Readers of thrillers expect a fast pace, shootouts, chases, bloodshed, fancy gizmos and all the chaos of crime solving. What they don’t expect– and more often than not, don’t get– is a leisurely investigation into a 40-year-old cold case, ruminations on family dynamics, unconditional friendship and a simmering romance. Robert Galbraith (aka JK Rowling) has written a thick novel with the by now popular characters of private detective Cormoran Strike and his partner Robin Ellacott. Troubled Blood, the fifth novel is the Strike series, found itself into a controversy over the writer’s anti-transgender comments, and protests over a character that kills women while dressed in female garb, which, as it turns out, is not a significant plot device at all.
However, it must be said that Troubled Blood will be enjoyed much more by fans of the Strike-Ellacott saga, who have the patience to plod through 944 pages. The always sullen Strike is not the most likable of protagonists, and you do wonder what the sweet-natured Robin sees in him.

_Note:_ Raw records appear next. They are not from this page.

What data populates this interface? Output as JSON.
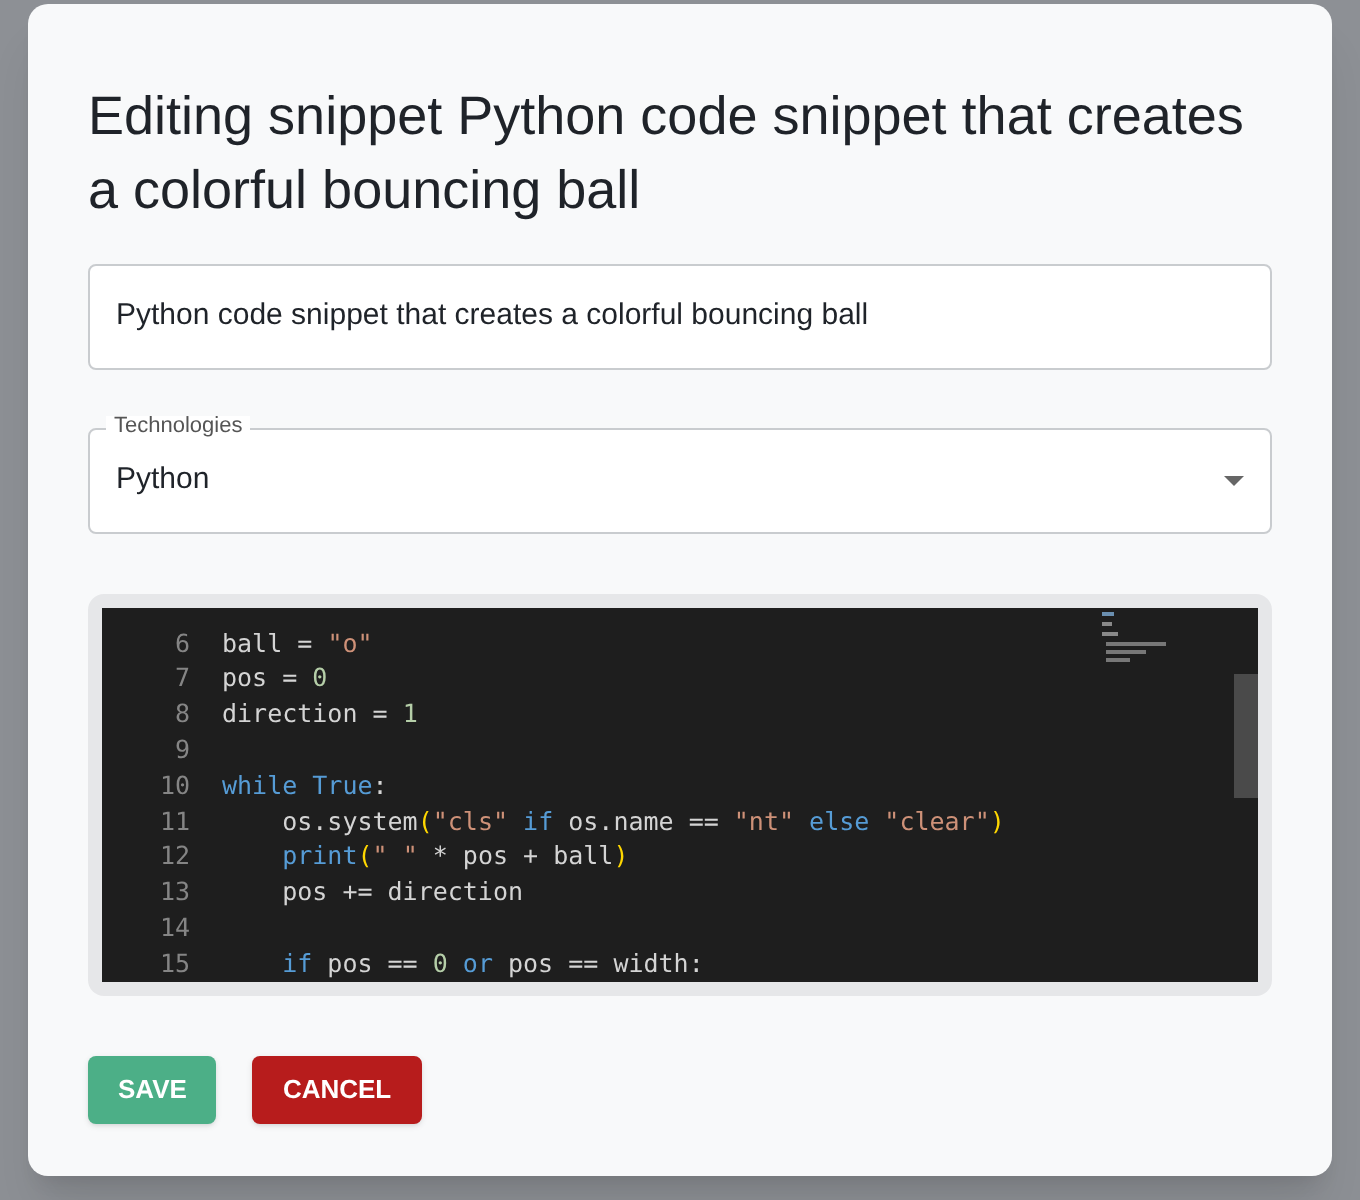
{
  "dialog": {
    "title": "Editing snippet Python code snippet that creates a colorful bouncing ball",
    "name_field": {
      "value": "Python code snippet that creates a colorful bouncing ball"
    },
    "technologies": {
      "label": "Technologies",
      "value": "Python"
    },
    "editor": {
      "lines": [
        {
          "number": "6",
          "tokens": [
            {
              "kind": "plain",
              "text": "ball = "
            },
            {
              "kind": "string",
              "text": "\"o\""
            }
          ]
        },
        {
          "number": "7",
          "tokens": [
            {
              "kind": "plain",
              "text": "pos = "
            },
            {
              "kind": "number",
              "text": "0"
            }
          ]
        },
        {
          "number": "8",
          "tokens": [
            {
              "kind": "plain",
              "text": "direction = "
            },
            {
              "kind": "number",
              "text": "1"
            }
          ]
        },
        {
          "number": "9"
        },
        {
          "number": "10",
          "tokens": [
            {
              "kind": "keyword",
              "text": "while True"
            },
            {
              "kind": "plain",
              "text": ":"
            }
          ]
        },
        {
          "number": "11",
          "tokens": [
            {
              "kind": "plain",
              "text": "    os.system"
            },
            {
              "kind": "paren",
              "text": "("
            },
            {
              "kind": "string",
              "text": "\"cls\""
            },
            {
              "kind": "keyword",
              "text": " if"
            },
            {
              "kind": "plain",
              "text": " os.name == "
            },
            {
              "kind": "string",
              "text": "\"nt\""
            },
            {
              "kind": "keyword",
              "text": " else"
            },
            {
              "kind": "string",
              "text": " \"clear\""
            },
            {
              "kind": "paren",
              "text": ")"
            }
          ]
        },
        {
          "number": "12",
          "tokens": [
            {
              "kind": "keyword",
              "text": "    print"
            },
            {
              "kind": "paren",
              "text": "("
            },
            {
              "kind": "string",
              "text": "\" \""
            },
            {
              "kind": "plain",
              "text": " * pos + ball"
            },
            {
              "kind": "paren",
              "text": ")"
            }
          ]
        },
        {
          "number": "13",
          "tokens": [
            {
              "kind": "plain",
              "text": "    pos += direction"
            }
          ]
        },
        {
          "number": "14"
        },
        {
          "number": "15",
          "tokens": [
            {
              "kind": "keyword",
              "text": "    if"
            },
            {
              "kind": "plain",
              "text": " pos == "
            },
            {
              "kind": "number",
              "text": "0"
            },
            {
              "kind": "keyword",
              "text": " or"
            },
            {
              "kind": "plain",
              "text": " pos == width:"
            }
          ]
        }
      ]
    },
    "buttons": [
      {
        "kind": "save",
        "label": "SAVE"
      },
      {
        "kind": "cancel",
        "label": "CANCEL"
      }
    ]
  }
}
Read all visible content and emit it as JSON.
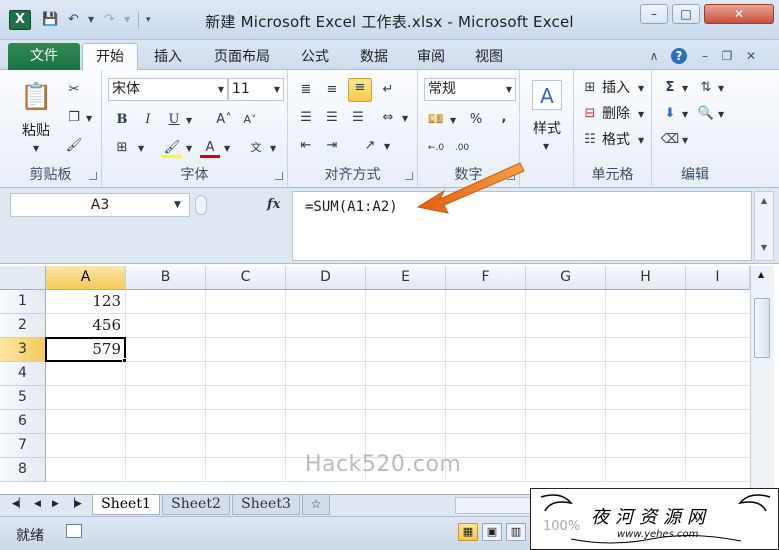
{
  "window": {
    "title": "新建 Microsoft Excel 工作表.xlsx - Microsoft Excel",
    "app_icon": "X"
  },
  "ribbon_tabs": {
    "file": "文件",
    "items": [
      "开始",
      "插入",
      "页面布局",
      "公式",
      "数据",
      "审阅",
      "视图"
    ],
    "active": "开始"
  },
  "clipboard": {
    "paste": "粘贴",
    "label": "剪贴板"
  },
  "font": {
    "name": "宋体",
    "size": "11",
    "label": "字体"
  },
  "alignment": {
    "label": "对齐方式"
  },
  "number": {
    "format": "常规",
    "percent": "%",
    "comma": ",",
    "label": "数字"
  },
  "styles": {
    "label": "样式"
  },
  "cells": {
    "insert": "插入",
    "delete": "删除",
    "format": "格式",
    "label": "单元格"
  },
  "editing": {
    "sigma": "Σ",
    "label": "编辑"
  },
  "formula_bar": {
    "name_box": "A3",
    "fx": "fx",
    "formula": "=SUM(A1:A2)"
  },
  "grid": {
    "columns": [
      "A",
      "B",
      "C",
      "D",
      "E",
      "F",
      "G",
      "H",
      "I"
    ],
    "rows": [
      "1",
      "2",
      "3",
      "4",
      "5",
      "6",
      "7",
      "8"
    ],
    "cells": {
      "A1": "123",
      "A2": "456",
      "A3": "579"
    },
    "selected": "A3"
  },
  "watermark": "Hack520.com",
  "sheets": [
    "Sheet1",
    "Sheet2",
    "Sheet3"
  ],
  "active_sheet": "Sheet1",
  "status": {
    "ready": "就绪",
    "zoom": "100%"
  },
  "logo": {
    "text": "夜河资源网",
    "url": "www.yehes.com"
  },
  "colors": {
    "accent": "#1e7145",
    "arrow": "#f07b1f",
    "selected_header": "#f5c95a"
  }
}
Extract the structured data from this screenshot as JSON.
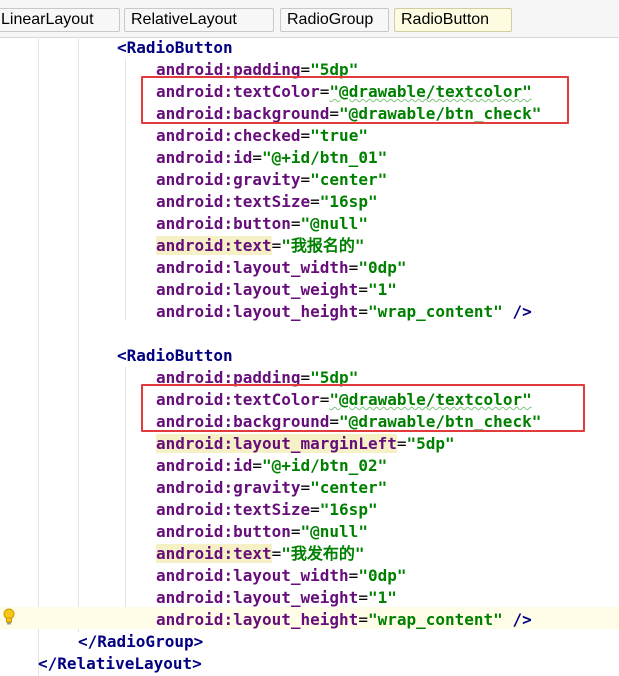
{
  "tabs": [
    {
      "label": "LinearLayout",
      "active": false
    },
    {
      "label": "RelativeLayout",
      "active": false
    },
    {
      "label": "RadioGroup",
      "active": false
    },
    {
      "label": "RadioButton",
      "active": true
    }
  ],
  "colors": {
    "highlight_box": "#e23b3b",
    "tag": "#000080",
    "attribute": "#660e7a",
    "value": "#008000"
  },
  "code": {
    "rb1_open": "<RadioButton",
    "rb1": {
      "padding": {
        "ns": "android",
        "name": "padding",
        "value": "\"5dp\""
      },
      "textColor": {
        "ns": "android",
        "name": "textColor",
        "value": "\"@drawable/textcolor\""
      },
      "background": {
        "ns": "android",
        "name": "background",
        "value": "\"@drawable/btn_check\""
      },
      "checked": {
        "ns": "android",
        "name": "checked",
        "value": "\"true\""
      },
      "id": {
        "ns": "android",
        "name": "id",
        "value": "\"@+id/btn_01\""
      },
      "gravity": {
        "ns": "android",
        "name": "gravity",
        "value": "\"center\""
      },
      "textSize": {
        "ns": "android",
        "name": "textSize",
        "value": "\"16sp\""
      },
      "button": {
        "ns": "android",
        "name": "button",
        "value": "\"@null\""
      },
      "text": {
        "ns": "android",
        "name": "text",
        "value": "\"我报名的\""
      },
      "layout_width": {
        "ns": "android",
        "name": "layout_width",
        "value": "\"0dp\""
      },
      "layout_weight": {
        "ns": "android",
        "name": "layout_weight",
        "value": "\"1\""
      },
      "layout_height": {
        "ns": "android",
        "name": "layout_height",
        "value": "\"wrap_content\""
      }
    },
    "rb2_open": "<RadioButton",
    "rb2": {
      "padding": {
        "ns": "android",
        "name": "padding",
        "value": "\"5dp\""
      },
      "textColor": {
        "ns": "android",
        "name": "textColor",
        "value": "\"@drawable/textcolor\""
      },
      "background": {
        "ns": "android",
        "name": "background",
        "value": "\"@drawable/btn_check\""
      },
      "layout_marginLeft": {
        "ns": "android",
        "name": "layout_marginLeft",
        "value": "\"5dp\""
      },
      "id": {
        "ns": "android",
        "name": "id",
        "value": "\"@+id/btn_02\""
      },
      "gravity": {
        "ns": "android",
        "name": "gravity",
        "value": "\"center\""
      },
      "textSize": {
        "ns": "android",
        "name": "textSize",
        "value": "\"16sp\""
      },
      "button": {
        "ns": "android",
        "name": "button",
        "value": "\"@null\""
      },
      "text": {
        "ns": "android",
        "name": "text",
        "value": "\"我发布的\""
      },
      "layout_width": {
        "ns": "android",
        "name": "layout_width",
        "value": "\"0dp\""
      },
      "layout_weight": {
        "ns": "android",
        "name": "layout_weight",
        "value": "\"1\""
      },
      "layout_height": {
        "ns": "android",
        "name": "layout_height",
        "value": "\"wrap_content\""
      }
    },
    "self_close": " />",
    "close_radiogroup": "</RadioGroup>",
    "close_relativelayout": "</RelativeLayout>"
  }
}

His back story is intriguing too – a war veteran amputee (he has a prosthetic leg), he is one of the many illegitimate children of rock star Jonny Rokeby. His mother, Leda, was a doped out hippie, who could not offer any stability to Strike and his half sister Lucy; he got support and parental love from his aunt Joan Nancarrow and her husband Ted, plus the devoted friendship of school buddy Dave Polworth. (The sequence in which Dave helps Strike reach his dying aunt’s home through floods is simply marvellous). In this book, the illness and death of Joan, and Rokeby’s attempts to mend fences with his son are subplots that just increase Strike’s cussedness. There is also the manic ex-girlfriend Charlotte, who keeps popping up to disturb Strike’s equilibrium.
The main plot of the book concerns a difficult new assignment. A woman called Anna Phipps requests Strike to find out what happened to her mother Margot Bamborough, who vanished 40 years ago. The cops believed she was the victim of a serial killer, Dennis Creed, who was active then, and murdered many women after torturing them. But Margot’s body was never found, and Anna is not convinced the cops did their job thoroughly, before closing the file. They did not even want to consider the possibility that Margot’s husband Roy could be a suspect.
It is a difficult case, since many of the people involved are dead, but Strike promises to investigate meticulously without promising a result. Strike and Robin hunt down Margot’s friends and associates at her medical practice, who are still alive, and an ex-boyfriend, who had surfaced around the time she disappeared. There is also the evil genius Creed who has been locked away in a high-security prison and believes he still has a few bargaining chips.
The most interesting aspect of their search is Bill Talbot, the cop, who suffered through a mental illness when looking into the case, and left behind a series of notebooks with astrological and tarot charts that need careful decoding.
While they are working on this case and a few other smaller ones, Strike suffers major emotional turmoil, and so does Robin, going through a contentious divorce with her husband Matthew. The two of them do not want to admit, even to themselves, their feelings for each other, for fear that it will spoil their perfect working relationship. But just hearing the other’s voice on the phone lifts the gloom, and for the moment they have to make do with that. For Strike it is enough that Robin makes no demands on him, and is the only woman who does not try to change him.
Galbraith masterfully creates a cast of colourful characters, inserts dozens of red herrings, and steers the sprawling story to a satisfactory ending. By the end of it, Strike and Robin sign off texts with an ‘x’ and go on what might be construed as a date. And, while quotes from The Faerie Queene begin each chapter, an Anna Karenina reference neatly ties it all up.
Don’t mind the length and Troubled Blood is a rewarding read.